La bêtise n’a pas d’âge mais on la retrouve trop souvent chez ces pseudos intellectuels à la réputation surfaite. Ces grandes gueules, qui ont tout de la célébrissime Castafiore, n’hésitent pas à accuser ceux comme moi qui ne s’offusquent pas de la présence d’une jeune fille de seize ans dans la lutte contre les changements climatiques de flirter avec la pédophilie si on en croit leurs propos complètement délirants. 

D’un côté, on accuse les jeunes d’être des enfants-rois mais lorsqu’ils revendiquent un futur sécuritaire et digne, on les accuse d’être des prophètes déconnectés de la réalité. On leur prête toutes sortes d’intentions malveillantes, dont celle de vouloir exclure les « vieux » de leur combat, alors que lors de la manifestation de la semaine dernière, nombre de gens de ma génération étaient présents, comme lors du « printemps érable ». 

De l’autre côté, on accuse les vieux d’être responsables de tous les maux actuels de la planète, mais lorsque ceux-ci marchent pour revendiquer, entre autres, une meilleure utilisation des ressources naturelles, ils deviennent des irresponsables qui tentent de se déculpabiliser, aussi incroyable que cela puisse paraître. Quelle pirouette insensée! 

Pire, ces soi-disant « vieux croûtons », « vieux croulants » et autres « radoteux » que nous sommes seraient « en extase » devant la beauté de ces jeunes. De là à nous accuser de pédophilie, il n’y a qu’un pas. Tout à fait odieux comme mise en scène. Comme si marcher main dans la main avec nos enfants était un acte de « jeunisme », comme si on cherchait par cette connexion avec cette partie essentielle de l’humanité, celle qu’on appelle la relève, à nous rajeunir tout bêtement. Quelle psychologie de bas étage ! 

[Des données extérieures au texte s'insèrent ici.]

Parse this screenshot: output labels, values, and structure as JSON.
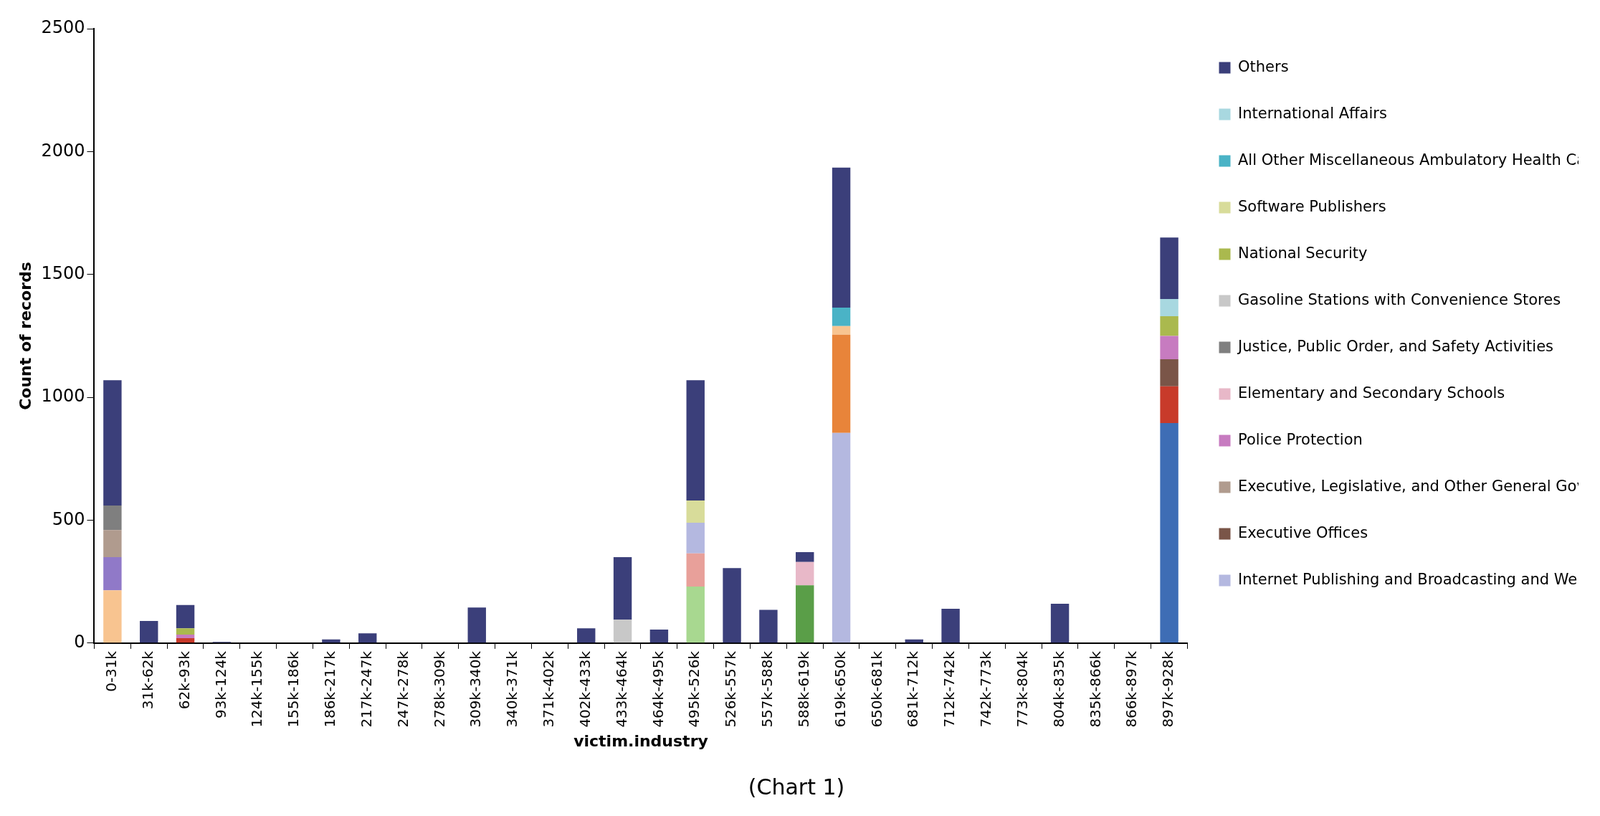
{
  "chart_data": {
    "type": "bar",
    "caption": "(Chart 1)",
    "x_label": "victim.industry",
    "y_label": "Count of records",
    "categories": [
      "0-31k",
      "31k-62k",
      "62k-93k",
      "93k-124k",
      "124k-155k",
      "155k-186k",
      "186k-217k",
      "217k-247k",
      "247k-278k",
      "278k-309k",
      "309k-340k",
      "340k-371k",
      "371k-402k",
      "402k-433k",
      "433k-464k",
      "464k-495k",
      "495k-526k",
      "526k-557k",
      "557k-588k",
      "588k-619k",
      "619k-650k",
      "650k-681k",
      "681k-712k",
      "712k-742k",
      "742k-773k",
      "773k-804k",
      "804k-835k",
      "835k-866k",
      "866k-897k",
      "897k-928k"
    ],
    "ylim": [
      0,
      2500
    ],
    "yticks": [
      0,
      500,
      1000,
      1500,
      2000,
      2500
    ],
    "stacked": true,
    "grid": false,
    "legend": "right",
    "series": [
      {
        "name": null,
        "color": "#3e6db5",
        "values": [
          0,
          0,
          0,
          0,
          0,
          0,
          0,
          0,
          0,
          0,
          0,
          0,
          0,
          0,
          0,
          0,
          0,
          0,
          0,
          0,
          0,
          0,
          0,
          0,
          0,
          0,
          0,
          0,
          0,
          895
        ]
      },
      {
        "name": null,
        "color": "#a8d890",
        "values": [
          0,
          0,
          0,
          0,
          0,
          0,
          0,
          0,
          0,
          0,
          0,
          0,
          0,
          0,
          0,
          0,
          230,
          0,
          0,
          0,
          0,
          0,
          0,
          0,
          0,
          0,
          0,
          0,
          0,
          0
        ]
      },
      {
        "name": null,
        "color": "#5a9e48",
        "values": [
          0,
          0,
          0,
          0,
          0,
          0,
          0,
          0,
          0,
          0,
          0,
          0,
          0,
          0,
          0,
          0,
          0,
          0,
          0,
          235,
          0,
          0,
          0,
          0,
          0,
          0,
          0,
          0,
          0,
          0
        ]
      },
      {
        "name": null,
        "color": "#c83a2a",
        "values": [
          0,
          0,
          20,
          0,
          0,
          0,
          0,
          0,
          0,
          0,
          0,
          0,
          0,
          0,
          0,
          0,
          0,
          0,
          0,
          0,
          0,
          0,
          0,
          0,
          0,
          0,
          0,
          0,
          0,
          150
        ]
      },
      {
        "name": null,
        "color": "#e8a09a",
        "values": [
          0,
          0,
          0,
          0,
          0,
          0,
          0,
          0,
          0,
          0,
          0,
          0,
          0,
          0,
          0,
          0,
          135,
          0,
          0,
          0,
          0,
          0,
          0,
          0,
          0,
          0,
          0,
          0,
          0,
          0
        ]
      },
      {
        "name": "Internet Publishing and Broadcasting and Web Search Portals",
        "color": "#b4b8e0",
        "values": [
          0,
          0,
          0,
          0,
          0,
          0,
          0,
          0,
          0,
          0,
          0,
          0,
          0,
          0,
          0,
          0,
          125,
          0,
          0,
          0,
          855,
          0,
          0,
          0,
          0,
          0,
          0,
          0,
          0,
          0
        ]
      },
      {
        "name": null,
        "color": "#e8843a",
        "values": [
          0,
          0,
          0,
          0,
          0,
          0,
          0,
          0,
          0,
          0,
          0,
          0,
          0,
          0,
          0,
          0,
          0,
          0,
          0,
          0,
          400,
          0,
          0,
          0,
          0,
          0,
          0,
          0,
          0,
          0
        ]
      },
      {
        "name": null,
        "color": "#f8c490",
        "values": [
          215,
          0,
          0,
          0,
          0,
          0,
          0,
          0,
          0,
          0,
          0,
          0,
          0,
          0,
          0,
          0,
          0,
          0,
          0,
          0,
          35,
          0,
          0,
          0,
          0,
          0,
          0,
          0,
          0,
          0
        ]
      },
      {
        "name": null,
        "color": "#9079c8",
        "values": [
          135,
          0,
          0,
          0,
          0,
          0,
          0,
          0,
          0,
          0,
          0,
          0,
          0,
          0,
          0,
          0,
          0,
          0,
          0,
          0,
          0,
          0,
          0,
          0,
          0,
          0,
          0,
          0,
          0,
          0
        ]
      },
      {
        "name": "Executive Offices",
        "color": "#7a5548",
        "values": [
          0,
          0,
          0,
          0,
          0,
          0,
          0,
          0,
          0,
          0,
          0,
          0,
          0,
          0,
          0,
          0,
          0,
          0,
          0,
          0,
          0,
          0,
          0,
          0,
          0,
          0,
          0,
          0,
          0,
          110
        ]
      },
      {
        "name": "Executive, Legislative, and Other General Government Support",
        "color": "#b09b8e",
        "values": [
          110,
          0,
          0,
          0,
          0,
          0,
          0,
          0,
          0,
          0,
          0,
          0,
          0,
          0,
          0,
          0,
          0,
          0,
          0,
          0,
          0,
          0,
          0,
          0,
          0,
          0,
          0,
          0,
          0,
          0
        ]
      },
      {
        "name": "Police Protection",
        "color": "#c77bc0",
        "values": [
          0,
          0,
          15,
          0,
          0,
          0,
          0,
          0,
          0,
          0,
          0,
          0,
          0,
          0,
          0,
          0,
          0,
          0,
          0,
          0,
          0,
          0,
          0,
          0,
          0,
          0,
          0,
          0,
          0,
          95
        ]
      },
      {
        "name": "Elementary and Secondary Schools",
        "color": "#e8b8c8",
        "values": [
          0,
          0,
          0,
          0,
          0,
          0,
          0,
          0,
          0,
          0,
          0,
          0,
          0,
          0,
          0,
          0,
          0,
          0,
          0,
          95,
          0,
          0,
          0,
          0,
          0,
          0,
          0,
          0,
          0,
          0
        ]
      },
      {
        "name": "Justice, Public Order, and Safety Activities",
        "color": "#7f7f7f",
        "values": [
          100,
          0,
          0,
          0,
          0,
          0,
          0,
          0,
          0,
          0,
          0,
          0,
          0,
          0,
          0,
          0,
          0,
          0,
          0,
          0,
          0,
          0,
          0,
          0,
          0,
          0,
          0,
          0,
          0,
          0
        ]
      },
      {
        "name": "Gasoline Stations with Convenience Stores",
        "color": "#c8c8c8",
        "values": [
          0,
          0,
          0,
          0,
          0,
          0,
          0,
          0,
          0,
          0,
          0,
          0,
          0,
          0,
          95,
          0,
          0,
          0,
          0,
          0,
          0,
          0,
          0,
          0,
          0,
          0,
          0,
          0,
          0,
          0
        ]
      },
      {
        "name": "National Security",
        "color": "#aab94e",
        "values": [
          0,
          0,
          25,
          0,
          0,
          0,
          0,
          0,
          0,
          0,
          0,
          0,
          0,
          0,
          0,
          0,
          0,
          0,
          0,
          0,
          0,
          0,
          0,
          0,
          0,
          0,
          0,
          0,
          0,
          80
        ]
      },
      {
        "name": "Software Publishers",
        "color": "#d8dc9a",
        "values": [
          0,
          0,
          0,
          0,
          0,
          0,
          0,
          0,
          0,
          0,
          0,
          0,
          0,
          0,
          0,
          0,
          90,
          0,
          0,
          0,
          0,
          0,
          0,
          0,
          0,
          0,
          0,
          0,
          0,
          0
        ]
      },
      {
        "name": "All Other Miscellaneous Ambulatory Health Care Services",
        "color": "#4ab3c6",
        "values": [
          0,
          0,
          0,
          0,
          0,
          0,
          0,
          0,
          0,
          0,
          0,
          0,
          0,
          0,
          0,
          0,
          0,
          0,
          0,
          0,
          75,
          0,
          0,
          0,
          0,
          0,
          0,
          0,
          0,
          0
        ]
      },
      {
        "name": "International Affairs",
        "color": "#a8d8e0",
        "values": [
          0,
          0,
          0,
          0,
          0,
          0,
          0,
          0,
          0,
          0,
          0,
          0,
          0,
          0,
          0,
          0,
          0,
          0,
          0,
          0,
          0,
          0,
          0,
          0,
          0,
          0,
          0,
          0,
          0,
          70
        ]
      },
      {
        "name": "Others",
        "color": "#3b3f7a",
        "values": [
          510,
          90,
          95,
          5,
          0,
          0,
          15,
          40,
          0,
          0,
          145,
          0,
          0,
          60,
          255,
          55,
          490,
          305,
          135,
          40,
          570,
          0,
          15,
          140,
          0,
          0,
          160,
          0,
          0,
          250
        ]
      }
    ]
  }
}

Ce genre de paroles où l’insignifiance côtoie la prétention drapée d’une fausse sagesse, n’apporte absolument rien au débat en cours sur la nécessité de prendre le taureau par les cornes le plus rapidement possible, sans tomber dans l’alarmisme. On refuse de voir le désastre en ne regardant que ceux qui nous avisent de la catastrophe annoncée, pour simplement discréditer leur prise de parole. Pourtant, nous aussi à leur âge on utilisait un langage alarmant, on parlait de l’ « urgence de choisir » (Pierre Vallières) et de « génocide en douce » (Pierre Vadeboncoeur). 

Moi je dis bravo à ceux qui osent, peu importe leur âge, peu importe leur expérience dans la vie. J’ai été jeune avant d’être vieux, je me suis mis les pieds dans les plats plus d’une fois, par manque d’expérience, parce que nos parents ne nous ont pas appris à revendiquer, et j’ai payé de ma personne, mais j’ai toujours osé pour faire avancer la noble cause du pays à faire, je ne suis jamais demeuré les bras croisés. De l’audace, encore de l’audace, toujours de l’audace, disait un certain Danton. 

Je dis bravo à la relève, celle qui nourrit les plus grands et les plus beaux rêves. Eux aussi, ils veulent refaire le monde. Il n’y a que les rabat-joie et les pisse-vinaigre professionnels pour les empêcher de réaliser leurs rêves.